AS PRESEPADAS DO VELHO MITONHO GAIÃO!

Antonio Salvino Gaião (Mitonho Gaião), era meu avô. Ele era filho do “Coroné” Zé Gaião, aquele proprietário do Engenho Acaú de Cima (Cauzinho), em Condado.

Mitonho tinha dois irmãos, Salvino e Alfredo, dos quais eu não sei dizer muito coisa, só sei que um deles gostava muito de política e eles brigavam tanto que quando o “Coroné” Zé Gaião morreu, eles venderam o engenho por algumas mixarias.

Dizem os mais velhos que Mitonho foi doido desde jovem – que minha mãe não leia isso - e essa loucura ocorreu por causa de uma paixão por uma mulher que não o quis. Deve ser verdade, pois todos que me falavam nesse assunto se referiam à mesma mulher, Maria Amélia.
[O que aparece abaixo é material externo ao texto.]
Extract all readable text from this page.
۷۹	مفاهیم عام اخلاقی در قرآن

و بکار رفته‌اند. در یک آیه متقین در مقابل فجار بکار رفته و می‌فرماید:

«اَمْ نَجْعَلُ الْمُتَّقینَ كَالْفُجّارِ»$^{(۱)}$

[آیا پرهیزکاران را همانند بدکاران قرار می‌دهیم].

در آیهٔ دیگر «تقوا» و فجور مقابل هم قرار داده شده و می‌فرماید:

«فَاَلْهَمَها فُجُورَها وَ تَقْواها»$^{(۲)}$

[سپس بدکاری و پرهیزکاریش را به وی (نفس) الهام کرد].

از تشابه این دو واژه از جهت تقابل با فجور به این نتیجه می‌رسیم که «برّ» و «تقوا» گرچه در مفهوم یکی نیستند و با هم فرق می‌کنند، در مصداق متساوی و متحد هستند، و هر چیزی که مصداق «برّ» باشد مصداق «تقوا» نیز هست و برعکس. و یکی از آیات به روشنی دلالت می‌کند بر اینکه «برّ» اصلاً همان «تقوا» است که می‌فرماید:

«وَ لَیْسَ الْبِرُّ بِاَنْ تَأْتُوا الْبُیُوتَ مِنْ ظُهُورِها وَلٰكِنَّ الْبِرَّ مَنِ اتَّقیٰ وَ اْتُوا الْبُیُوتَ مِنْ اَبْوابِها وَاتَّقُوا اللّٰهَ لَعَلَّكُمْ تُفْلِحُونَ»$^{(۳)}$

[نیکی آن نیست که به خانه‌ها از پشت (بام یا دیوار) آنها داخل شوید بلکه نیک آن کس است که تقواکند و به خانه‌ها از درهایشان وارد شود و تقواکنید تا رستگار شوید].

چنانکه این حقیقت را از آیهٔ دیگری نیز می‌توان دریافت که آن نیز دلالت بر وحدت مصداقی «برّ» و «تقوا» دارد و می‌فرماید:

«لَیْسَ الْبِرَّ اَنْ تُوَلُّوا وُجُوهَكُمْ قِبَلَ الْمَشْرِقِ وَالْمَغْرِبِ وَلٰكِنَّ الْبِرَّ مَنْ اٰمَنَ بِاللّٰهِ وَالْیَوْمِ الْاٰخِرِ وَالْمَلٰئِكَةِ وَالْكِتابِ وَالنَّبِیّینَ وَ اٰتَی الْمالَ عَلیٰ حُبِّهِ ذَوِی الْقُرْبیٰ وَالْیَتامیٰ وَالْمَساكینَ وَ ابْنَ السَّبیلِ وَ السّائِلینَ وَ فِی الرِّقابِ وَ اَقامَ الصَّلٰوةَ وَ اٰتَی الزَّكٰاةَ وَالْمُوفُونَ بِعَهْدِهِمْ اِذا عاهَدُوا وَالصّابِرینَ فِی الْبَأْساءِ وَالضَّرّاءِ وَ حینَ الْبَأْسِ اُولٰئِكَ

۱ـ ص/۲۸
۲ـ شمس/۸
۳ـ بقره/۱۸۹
A minha mãe às vezes confirma, noutras vezes silencia, o que dá no mesmo, pois quem cala consente.

Mas que as histórias dele são interessantes e são de doidos, eu não tenho a menor dúvida, até porque eu convivi com ele durante muitos anos. Eu me lembro dele sempre usando uma bengala e vestindo calça e camisa de um tecido duro e da mesma cor, geralmente azul claro ou cinza. Ele tinha a mesma mania de seu pai, Zé Gaião, que vivia repetindo as conversas, com uma grande diferença, porque ele gostava muito de “soltar palavrões”, como a gente costuma dizer na nossa região.

A minha avó, Maria Júlia, era uma pessoa finíssima, além de muito bonita e tranquila. Era uma paz! Quando ela faleceu, Mitonho foi morar próximo à nossa casa, na Rua José Gaião, em uma de suas casinhas de aluguel. Ele era pirangueiro até dizer, basta, tanto que passava dias sem tomar banho para não gastar as roupas. Minha mãe pedia para ele trocar de roupa, pra ela lavar, mas ele não aceitava.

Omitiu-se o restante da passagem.